Waste Not, Want Not
07 Feb 2013

Can you imagine the immorality of throwing food you’ve just bought into the trash? Just thinking about it seems paradoxical, but that’s what happens, far too often, in the rich West.
In January, the Institution of Mechanical Engineers in London published a fascinating report on food waste, entitled Global Food: Waste Not, Want Not, which looked at the situation in both rich and developing countries. For example, the report has calculated that household waste in the United Kingdom alone amounts to 7 million tons of food every year, worth £10.2 billion. On average, all this discarded food costs every family £480 annually, which over the course of a lifetime means a waste of between £15,000 and £24,000.
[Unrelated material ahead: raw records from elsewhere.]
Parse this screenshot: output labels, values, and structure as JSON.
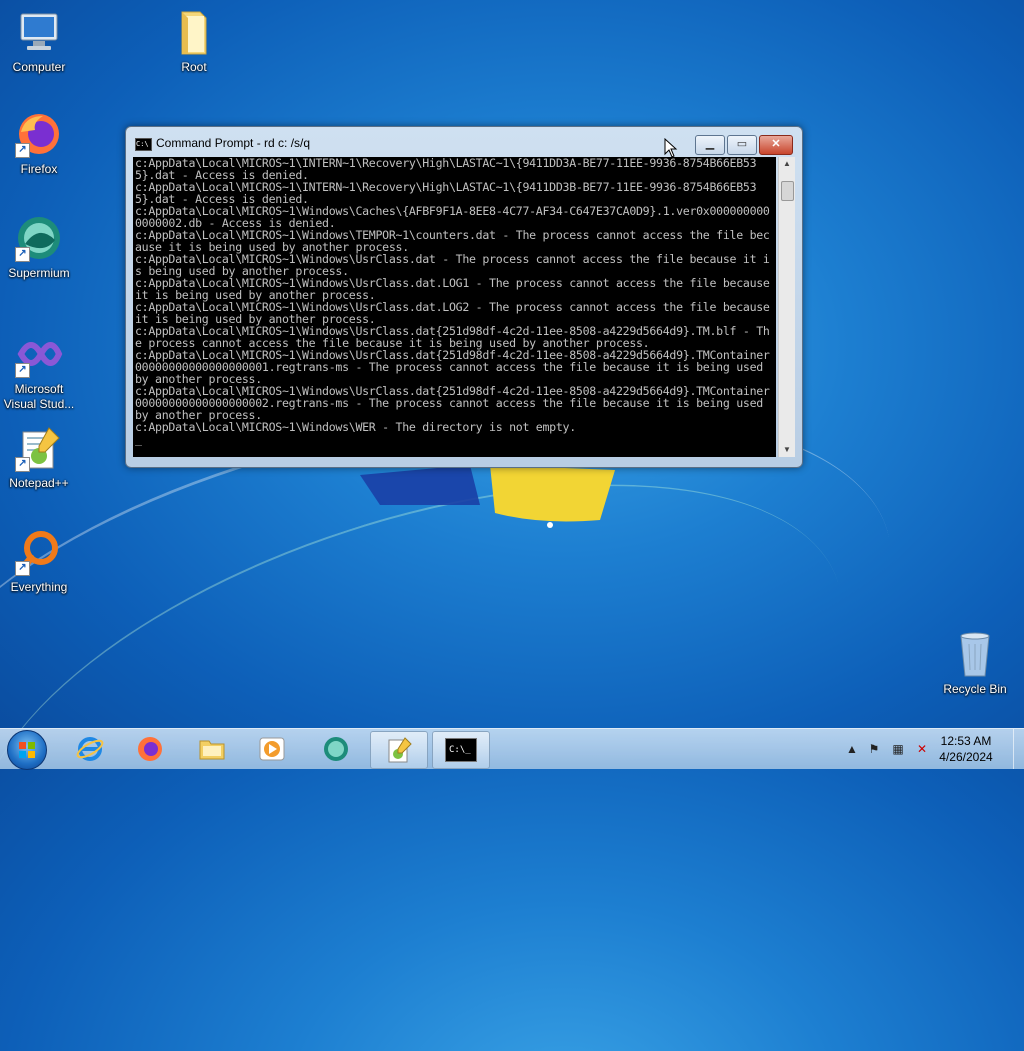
{
  "desktop": {
    "icons": [
      {
        "label": "Computer",
        "icon": "computer-icon"
      },
      {
        "label": "Root",
        "icon": "folder-icon"
      },
      {
        "label": "Firefox",
        "icon": "firefox-icon"
      },
      {
        "label": "Supermium",
        "icon": "supermium-icon"
      },
      {
        "label": "Microsoft Visual Stud...",
        "icon": "visual-studio-icon"
      },
      {
        "label": "Notepad++",
        "icon": "notepadpp-icon"
      },
      {
        "label": "Everything",
        "icon": "everything-icon"
      },
      {
        "label": "Recycle Bin",
        "icon": "recycle-bin-icon"
      }
    ]
  },
  "cmd": {
    "title": "Command Prompt - rd  c: /s/q",
    "icon_text": "C:\\",
    "output": "c:AppData\\Local\\MICROS~1\\INTERN~1\\Recovery\\High\\LASTAC~1\\{9411DD3A-BE77-11EE-9936-8754B66EB535}.dat - Access is denied.\nc:AppData\\Local\\MICROS~1\\INTERN~1\\Recovery\\High\\LASTAC~1\\{9411DD3B-BE77-11EE-9936-8754B66EB535}.dat - Access is denied.\nc:AppData\\Local\\MICROS~1\\Windows\\Caches\\{AFBF9F1A-8EE8-4C77-AF34-C647E37CA0D9}.1.ver0x0000000000000002.db - Access is denied.\nc:AppData\\Local\\MICROS~1\\Windows\\TEMPOR~1\\counters.dat - The process cannot access the file because it is being used by another process.\nc:AppData\\Local\\MICROS~1\\Windows\\UsrClass.dat - The process cannot access the file because it is being used by another process.\nc:AppData\\Local\\MICROS~1\\Windows\\UsrClass.dat.LOG1 - The process cannot access the file because it is being used by another process.\nc:AppData\\Local\\MICROS~1\\Windows\\UsrClass.dat.LOG2 - The process cannot access the file because it is being used by another process.\nc:AppData\\Local\\MICROS~1\\Windows\\UsrClass.dat{251d98df-4c2d-11ee-8508-a4229d5664d9}.TM.blf - The process cannot access the file because it is being used by another process.\nc:AppData\\Local\\MICROS~1\\Windows\\UsrClass.dat{251d98df-4c2d-11ee-8508-a4229d5664d9}.TMContainer00000000000000000001.regtrans-ms - The process cannot access the file because it is being used by another process.\nc:AppData\\Local\\MICROS~1\\Windows\\UsrClass.dat{251d98df-4c2d-11ee-8508-a4229d5664d9}.TMContainer00000000000000000002.regtrans-ms - The process cannot access the file because it is being used by another process.\nc:AppData\\Local\\MICROS~1\\Windows\\WER - The directory is not empty.\n_"
  },
  "taskbar": {
    "pinned": [
      "internet-explorer-icon",
      "firefox-icon",
      "explorer-folder-icon",
      "media-player-icon",
      "supermium-icon",
      "visual-studio-icon",
      "cmd-icon"
    ],
    "cmd_glyph": "C:\\_",
    "clock_time": "12:53 AM",
    "clock_date": "4/26/2024"
  }
}
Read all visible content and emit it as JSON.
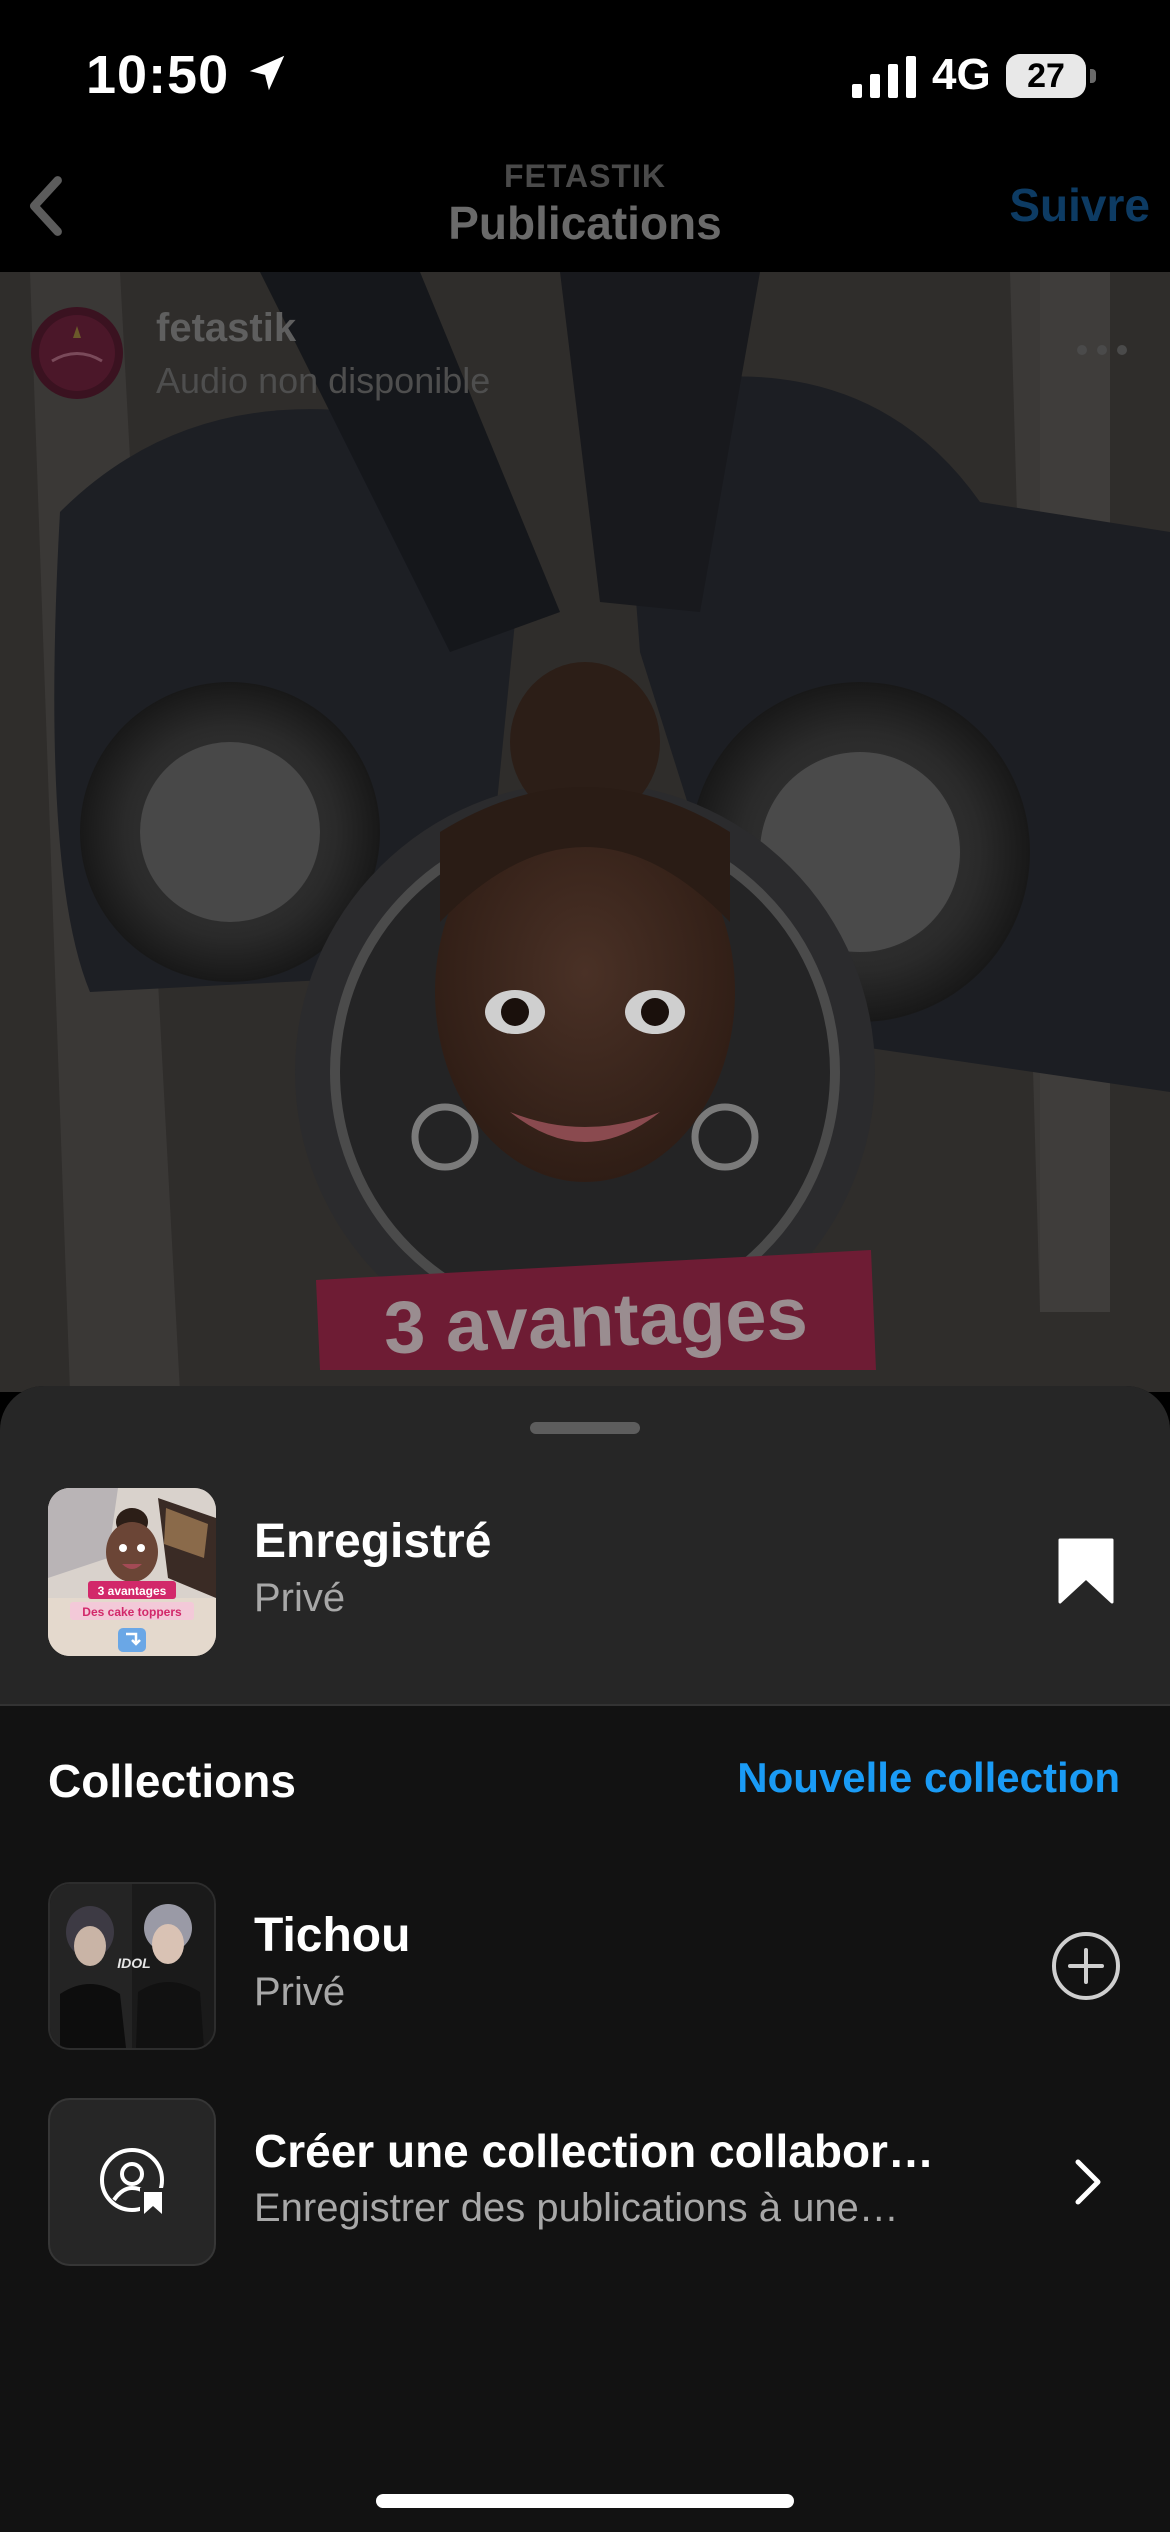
{
  "status_bar": {
    "time": "10:50",
    "network": "4G",
    "battery": "27",
    "icons": [
      "location-arrow-icon",
      "signal-bars-icon",
      "battery-icon"
    ]
  },
  "header": {
    "account_caption": "FETASTIK",
    "title": "Publications",
    "follow_label": "Suivre",
    "back_icon": "chevron-left-icon"
  },
  "post": {
    "username": "fetastik",
    "audio": "Audio non disponible",
    "more_icon": "more-horizontal-icon",
    "banner_text": "3 avantages"
  },
  "sheet": {
    "saved": {
      "title": "Enregistré",
      "subtitle": "Privé",
      "icon": "bookmark-filled-icon",
      "thumb_texts": [
        "3 avantages",
        "Des cake toppers"
      ]
    },
    "collections_heading": "Collections",
    "new_collection_label": "Nouvelle collection",
    "items": [
      {
        "title": "Tichou",
        "subtitle": "Privé",
        "action_icon": "plus-circle-icon",
        "thumb_text": "IDOL"
      },
      {
        "title": "Créer une collection collabor…",
        "subtitle": "Enregistrer des publications à une…",
        "action_icon": "chevron-right-icon",
        "thumb_icon": "collab-person-bookmark-icon"
      }
    ]
  },
  "colors": {
    "accent_link": "#1a9bf5",
    "sheet_top_bg": "#262626",
    "sheet_bg": "#121212"
  }
}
The report is most critical of the richest countries, where waste is greater and also more easily avoidable. The main problems the report highlights are the same as those given in many similar studies, and include impossible-to-finish super-sized portions, “all-you-can-eat” offers, the supermarkets’ refusal to sell slightly crooked carrots or blemished apples and consumers’ confusion between best-before and expiry dates.
Additionally, the report makes the point that this waste of food translates into a waste of water, land and energy. According to the researchers, if those 7 million tons of food were not wasted in the United Kingdom, the saving of the energy consumed to produce, package and transport it would be the same as removing 20% of cars from the country’s streets.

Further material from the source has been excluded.